The top 5 myths about executive benefits

by. Christine Burns-Fazzi, Principal, Burns-Fazzi, Brock

There is a lot of mystery swirling around executive benefits. A well-designed  plan does more than pay for performance and longevity, or provide the ability to offer supplemental retirement benefits to key executives. While executive benefit plans are designed to recruit, reward, and retain senior executives, they are also arranged to have a positive impact on the credit union’s earnings. Of course, all of this must be accomplished with a constant eye on federal and state regulations.

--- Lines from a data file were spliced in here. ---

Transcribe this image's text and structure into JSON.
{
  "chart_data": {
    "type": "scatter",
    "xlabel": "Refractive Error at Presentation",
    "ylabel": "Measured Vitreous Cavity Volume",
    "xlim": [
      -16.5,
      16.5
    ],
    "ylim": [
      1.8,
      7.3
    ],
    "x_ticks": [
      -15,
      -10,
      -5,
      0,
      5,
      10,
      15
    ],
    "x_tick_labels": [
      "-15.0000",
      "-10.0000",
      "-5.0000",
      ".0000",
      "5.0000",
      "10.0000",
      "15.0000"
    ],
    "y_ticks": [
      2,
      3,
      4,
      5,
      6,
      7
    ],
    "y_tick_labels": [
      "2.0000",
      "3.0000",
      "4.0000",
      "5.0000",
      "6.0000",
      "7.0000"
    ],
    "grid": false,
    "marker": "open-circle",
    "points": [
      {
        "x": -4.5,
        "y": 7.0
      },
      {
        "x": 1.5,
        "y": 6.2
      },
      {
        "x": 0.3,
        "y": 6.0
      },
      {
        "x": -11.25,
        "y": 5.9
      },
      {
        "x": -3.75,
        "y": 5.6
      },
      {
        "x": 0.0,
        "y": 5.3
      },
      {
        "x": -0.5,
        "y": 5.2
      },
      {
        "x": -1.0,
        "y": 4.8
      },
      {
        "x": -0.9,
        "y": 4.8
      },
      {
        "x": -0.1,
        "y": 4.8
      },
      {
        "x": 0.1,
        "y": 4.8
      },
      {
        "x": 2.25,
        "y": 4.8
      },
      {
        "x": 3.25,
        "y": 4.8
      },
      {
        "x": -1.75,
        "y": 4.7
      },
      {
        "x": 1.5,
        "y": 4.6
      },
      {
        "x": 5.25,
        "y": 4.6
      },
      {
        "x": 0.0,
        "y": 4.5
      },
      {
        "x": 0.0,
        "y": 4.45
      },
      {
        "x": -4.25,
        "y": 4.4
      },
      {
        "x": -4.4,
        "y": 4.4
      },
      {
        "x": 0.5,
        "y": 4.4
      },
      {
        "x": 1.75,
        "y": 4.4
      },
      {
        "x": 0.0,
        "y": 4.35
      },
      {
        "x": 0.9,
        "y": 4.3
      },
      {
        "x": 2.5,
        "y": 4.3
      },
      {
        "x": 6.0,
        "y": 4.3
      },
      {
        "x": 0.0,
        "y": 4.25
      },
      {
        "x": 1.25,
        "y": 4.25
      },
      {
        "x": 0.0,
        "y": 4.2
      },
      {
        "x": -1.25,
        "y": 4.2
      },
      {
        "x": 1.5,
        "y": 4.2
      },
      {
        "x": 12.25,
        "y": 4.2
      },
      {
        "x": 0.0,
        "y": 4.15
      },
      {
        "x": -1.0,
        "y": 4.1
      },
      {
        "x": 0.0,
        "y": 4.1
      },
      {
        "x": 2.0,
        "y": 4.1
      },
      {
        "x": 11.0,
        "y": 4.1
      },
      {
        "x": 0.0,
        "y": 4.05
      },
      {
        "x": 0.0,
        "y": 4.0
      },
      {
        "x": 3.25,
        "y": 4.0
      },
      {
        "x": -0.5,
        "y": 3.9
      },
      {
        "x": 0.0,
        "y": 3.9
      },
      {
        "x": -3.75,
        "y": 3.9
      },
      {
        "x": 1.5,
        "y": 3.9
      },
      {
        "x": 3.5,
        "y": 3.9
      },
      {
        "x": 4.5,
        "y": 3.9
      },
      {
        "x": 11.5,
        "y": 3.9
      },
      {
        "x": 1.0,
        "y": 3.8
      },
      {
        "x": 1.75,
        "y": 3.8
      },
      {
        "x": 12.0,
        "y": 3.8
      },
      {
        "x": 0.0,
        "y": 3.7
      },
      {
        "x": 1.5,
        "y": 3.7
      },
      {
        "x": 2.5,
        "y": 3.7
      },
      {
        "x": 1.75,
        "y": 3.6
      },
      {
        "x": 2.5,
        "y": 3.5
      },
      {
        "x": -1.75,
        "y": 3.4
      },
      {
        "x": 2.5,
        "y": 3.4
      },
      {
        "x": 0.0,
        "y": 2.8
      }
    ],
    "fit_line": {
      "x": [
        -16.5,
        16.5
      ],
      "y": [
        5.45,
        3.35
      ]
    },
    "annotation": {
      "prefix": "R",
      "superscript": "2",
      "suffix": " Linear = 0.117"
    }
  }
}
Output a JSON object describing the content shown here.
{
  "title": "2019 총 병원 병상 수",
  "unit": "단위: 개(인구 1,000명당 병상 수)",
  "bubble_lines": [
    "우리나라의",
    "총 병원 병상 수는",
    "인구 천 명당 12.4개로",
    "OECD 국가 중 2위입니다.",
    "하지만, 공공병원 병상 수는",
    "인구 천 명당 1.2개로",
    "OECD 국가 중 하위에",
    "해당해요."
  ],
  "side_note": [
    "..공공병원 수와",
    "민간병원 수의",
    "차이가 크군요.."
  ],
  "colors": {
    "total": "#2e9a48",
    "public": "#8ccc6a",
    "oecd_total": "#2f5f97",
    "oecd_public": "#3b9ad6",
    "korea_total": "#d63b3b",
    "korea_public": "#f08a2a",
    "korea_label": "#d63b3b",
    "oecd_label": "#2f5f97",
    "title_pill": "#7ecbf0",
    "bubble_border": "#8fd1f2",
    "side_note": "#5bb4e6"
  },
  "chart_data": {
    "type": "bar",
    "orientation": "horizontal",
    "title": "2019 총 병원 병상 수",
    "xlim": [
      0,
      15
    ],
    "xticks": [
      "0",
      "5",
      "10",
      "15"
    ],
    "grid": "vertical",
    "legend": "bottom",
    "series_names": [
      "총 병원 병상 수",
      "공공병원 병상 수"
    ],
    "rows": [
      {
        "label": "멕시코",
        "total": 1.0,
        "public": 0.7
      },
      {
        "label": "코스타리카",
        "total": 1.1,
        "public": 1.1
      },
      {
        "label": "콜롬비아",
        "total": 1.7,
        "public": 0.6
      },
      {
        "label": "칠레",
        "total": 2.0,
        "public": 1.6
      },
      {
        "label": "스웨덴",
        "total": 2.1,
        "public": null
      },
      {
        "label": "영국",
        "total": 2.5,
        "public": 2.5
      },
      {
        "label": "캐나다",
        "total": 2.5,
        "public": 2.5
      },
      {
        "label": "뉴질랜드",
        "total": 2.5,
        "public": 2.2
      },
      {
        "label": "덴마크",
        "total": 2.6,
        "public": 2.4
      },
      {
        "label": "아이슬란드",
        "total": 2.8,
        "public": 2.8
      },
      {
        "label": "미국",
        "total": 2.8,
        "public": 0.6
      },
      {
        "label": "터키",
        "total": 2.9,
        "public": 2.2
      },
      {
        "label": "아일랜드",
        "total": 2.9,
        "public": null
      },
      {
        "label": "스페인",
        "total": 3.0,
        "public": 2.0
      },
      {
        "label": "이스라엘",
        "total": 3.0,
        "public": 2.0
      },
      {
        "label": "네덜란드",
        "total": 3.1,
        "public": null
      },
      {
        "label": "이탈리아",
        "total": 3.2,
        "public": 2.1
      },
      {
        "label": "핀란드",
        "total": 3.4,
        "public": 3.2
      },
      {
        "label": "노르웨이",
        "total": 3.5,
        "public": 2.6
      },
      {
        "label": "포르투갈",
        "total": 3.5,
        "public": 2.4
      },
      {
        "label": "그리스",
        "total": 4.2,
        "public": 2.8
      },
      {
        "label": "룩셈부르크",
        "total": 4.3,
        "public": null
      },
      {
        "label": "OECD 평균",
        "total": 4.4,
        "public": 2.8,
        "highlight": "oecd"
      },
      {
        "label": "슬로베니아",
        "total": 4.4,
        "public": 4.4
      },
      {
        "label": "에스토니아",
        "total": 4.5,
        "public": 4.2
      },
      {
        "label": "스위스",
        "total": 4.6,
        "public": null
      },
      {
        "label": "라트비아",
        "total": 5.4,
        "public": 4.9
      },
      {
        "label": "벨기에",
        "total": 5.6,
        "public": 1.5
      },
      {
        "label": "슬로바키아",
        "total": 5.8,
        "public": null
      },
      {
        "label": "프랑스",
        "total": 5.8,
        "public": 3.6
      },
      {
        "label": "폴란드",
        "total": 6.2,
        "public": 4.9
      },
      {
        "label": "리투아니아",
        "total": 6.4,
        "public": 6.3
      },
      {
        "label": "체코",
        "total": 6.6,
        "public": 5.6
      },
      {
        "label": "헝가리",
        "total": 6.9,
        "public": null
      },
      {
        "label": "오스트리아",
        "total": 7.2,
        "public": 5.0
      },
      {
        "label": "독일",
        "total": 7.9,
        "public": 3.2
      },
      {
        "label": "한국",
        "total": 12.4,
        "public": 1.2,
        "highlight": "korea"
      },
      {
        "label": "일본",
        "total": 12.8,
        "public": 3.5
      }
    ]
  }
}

While we all can agree on what an executive benefit plan is, it is equally as important to note what an executive benefit plan is not. Here are the top five common myths about executive benefit plans:

  1. Traditional nonqualified deferred compensation with cliff vesting is the only safe way to provide supplemental retirement income to executives (FALSE)
  2. Hiring a compensation consultant satisfies the board’s fiduciary requirements regarding executive compensation (FALSE)
  3. Executive compensation tax rules are set and unlikely to change in the future (FALSE)
  4. There is nothing new in executive compensation planning opportunities (FALSE)
  5. The best time to install an executive retirement plan is the last five years before retirement (FALSE)

How many did you recognize as a myth? Knowing the ins and outs of executive benefit plans is critical in recruiting, retaining, and rewarding top executives. Executive benefit plans such as split dollar plans are an important tool to enhance the attractiveness of your benefits package.